Aurora is four years old when her mother dies. There is a portrait of her mother, which Aurora stares at for hours at a time. And for a four-year-old to stare at something for hours at a time suggests that she goes into trances, which is a clue that a child may be developing multiple personality. Here are excerpts:
“The painter drew it after she was dead…
…I, a little child would crouch
For hours upon the floor with knees drawn up,
And gaze across them, half in terror, half
In adoration, at the picture there,…
For hours I sate [sic] and stared…
…And as I grew
In years, I mixed, confused, unconsciously,
Whatever I last read or heard or dreamed…
With still that face…
…All which images,
Concentrated on the picture, glassed themselves
Before my meditative childhood…
…I stared away my childish wits
Upon my mother’s picture, (ah, poor child!)…” (1, pp. 9-10).

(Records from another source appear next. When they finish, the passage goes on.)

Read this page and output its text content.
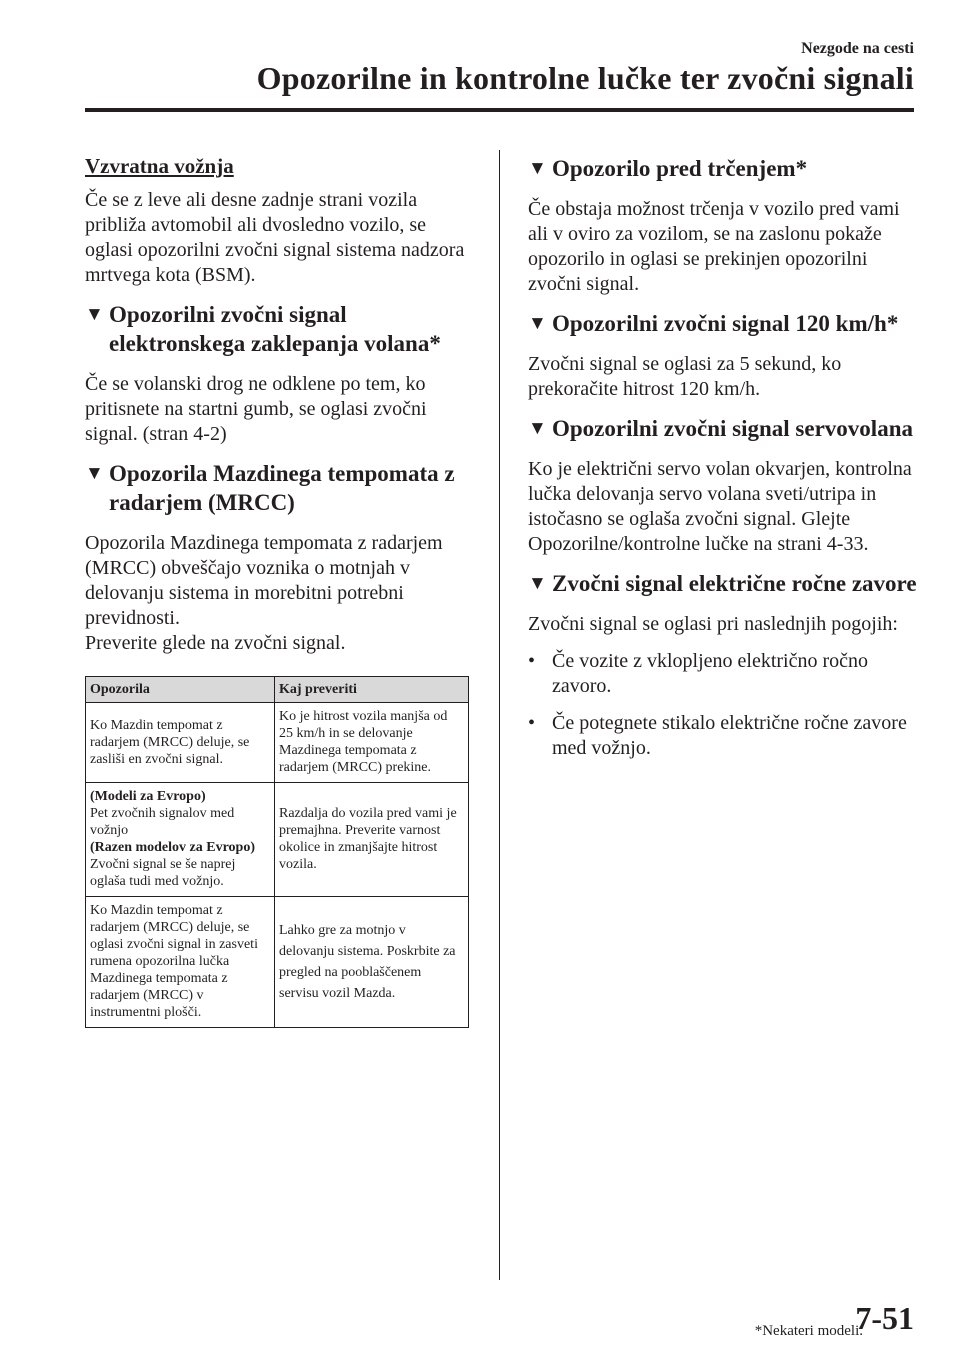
Nezgode na cesti
Opozorilne in kontrolne lučke ter zvočni signali
Vzvratna vožnja

Če se z leve ali desne zadnje strani vozila približa avtomobil ali dvosledno vozilo, se oglasi opozorilni zvočni signal sistema nadzora mrtvega kota (BSM).

▼ Opozorilni zvočni signal elektronskega zaklepanja volana*

Če se volanski drog ne odklene po tem, ko pritisnete na startni gumb, se oglasi zvočni signal. (stran 4-2)

▼ Opozorila Mazdinega tempomata z radarjem (MRCC)

Opozorila Mazdinega tempomata z radarjem (MRCC) obveščajo voznika o motnjah v delovanju sistema in morebitni potrebni previdnosti.

Preverite glede na zvočni signal.

Opozorila	Kaj preveriti
Ko Mazdin tempomat z radarjem (MRCC) deluje, se zasliši en zvočni signal.	Ko je hitrost vozila manjša od 25 km/h in se delovanje Mazdinega tempomata z radarjem (MRCC) prekine.

(Modeli za Evropo)
Pet zvočnih signalov med vožnjo
(Razen modelov za Evropo)
Zvočni signal se še naprej oglaša tudi med vožnjo.	Razdalja do vozila pred vami je premajhna. Preverite varnost okolice in zmanjšajte hitrost vozila.
Ko Mazdin tempomat z radarjem (MRCC) deluje, se oglasi zvočni signal in zasveti rumena opozorilna lučka Mazdinega tempomata z radarjem (MRCC) v instrumentni plošči.	Lahko gre za motnjo v delovanju sistema. Poskrbite za pregled na pooblaščenem servisu vozil Mazda.
▼ Opozorilo pred trčenjem*

Če obstaja možnost trčenja v vozilo pred vami ali v oviro za vozilom, se na zaslonu pokaže opozorilo in oglasi se prekinjen opozorilni zvočni signal.

▼ Opozorilni zvočni signal 120 km/h*

Zvočni signal se oglasi za 5 sekund, ko prekoračite hitrost 120 km/h.

▼ Opozorilni zvočni signal servovolana

Ko je električni servo volan okvarjen, kontrolna lučka delovanja servo volana sveti/utripa in istočasno se oglaša zvočni signal. Glejte Opozorilne/kontrolne lučke na strani 4-33.

▼ Zvočni signal električne ročne zavore

Zvočni signal se oglasi pri naslednjih pogojih:

• Če vozite z vklopljeno električno ročno zavoro.
• Če potegnete stikalo električne ročne zavore med vožnjo.
*Nekateri modeli.
7-51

At age thirteen, after her father dies, she takes heart when she hears voices:
“Then, something moved me. Then, I wakened up
More slowly than I verily write now,
But wholly, at last, I wakened, opened wide
The window and my soul…
And so…we hide our eyes
And think all ended. - Then, Life calls to us
In some transformed, apocalyptic voice,
Above us, or below us, or around:
Perhaps we name it Nature’s voice, Loves’s,…
Still, Life’s voice! - still we make our peace with Life” (1, pp. 24-25).
1. Elizabeth Barrett Browning. Aurora Leigh [1856/1859]. Edited by Margaret Reynolds. A Norton Critical Edition. New York, W. W. Norton, 1996.